The camera doesn't work, I don't have any problem with apps but I am probably not a typical user in that regard, but my 5000mAh battery lasts me a day and ends on 30-40%, which is reasonable but not nearly as good as Android. My family members complain I sound like I'm underwater when I call them and the phone crashes every morning when I take it off the charger.
Linux phones are a wonderful promise but require a lot of comprimises. I hope they improve soon
Aren't there also issues with Banking Apps and their requirements around security and signing?
and authentication apps like itsme ...
GrapheneOS is currently unaffected, at least specifically regarding your freedom to install apps. They've stated this won't affect GrapheneOS.
The main problem as pointed out by floofloof is that a lot of Android development is no longer part of AOSP, but separate proprietary implementations. For example, if you install stock Android, Google has a feature to recognize music playing around you and provide a list to you later. GrapheneOS lacks this feature, because it relies on proprietary code. Same goes for the features to find your device if it's lost, AI stuff, etc.
Personally I'd be very heppy if Graphene OS continues long into the future without those features anyway.
Most of them aren't necessary to most people, but the main concern is features that should reasonably be part of the core Android experience being removed, or features that have no reason to be reliant on Google at all.

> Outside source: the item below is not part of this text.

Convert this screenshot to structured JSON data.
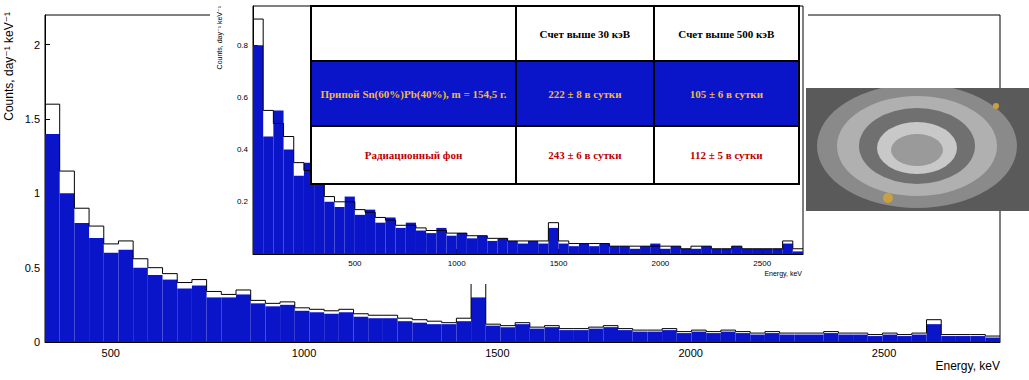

For example, GrapheneOS can't support the detection of your phone being quickly ripped away from you to auto-lock the device, even though that should only require onboard sensors and processing, and it can't support the additional custom clocks for lock screen customization, because Google decided those would be built into the Google app then extended to Android after, rather than being built into AOSP.
You can reasonably see a future where other functionality gets put into these proprietary blobs too. Maybe the launcher becomes proprietary and GrapheneOS has to use or develop a separate FOSS one that might not support all the same features. Maybe charging optimization gets locked behind proprietary code because Google claims it uses "special algorithms" to adjust how your phone charges. Maybe Private Space gets turned proprietary because Google claims it needs special security features.
That's why it's particularly concerning, because in the future, Google could just decide that any number of features aren't part of AOSP anymore, and now GrapheneOS either has to give them up entirely, or make/find an alternative.
And I'm already steadily moving to Linux based platforms like Mobian, SailfishOS, Ubuntu Touch, and others.
This vile move by Google was written on the wall for years. Those who use their products are test subjects who then are promoted to cattle, not customers.
I’ve said on a few occasions when this subject came up about them closing off the ability to install whatever you want - the only reason Android has been what it is until now is because they needed an “in” to compete against iOS and Windows. Gaining a foothold was the priority, but now that they’re huge they can do what they’ve always wanted, to follow Apple’s example of mandatory middle-man.
It’s sickening. What people need to do is only buy second-hand and use devices that can be ROM-ed. I have a couple dozen that I tinker with and test stuff on. I also buy older models, put custom ROMs and Recovery and then sell them at a small premium, but I digress.
There’s only one way to get what you want as a consumer: unite and don’t buy.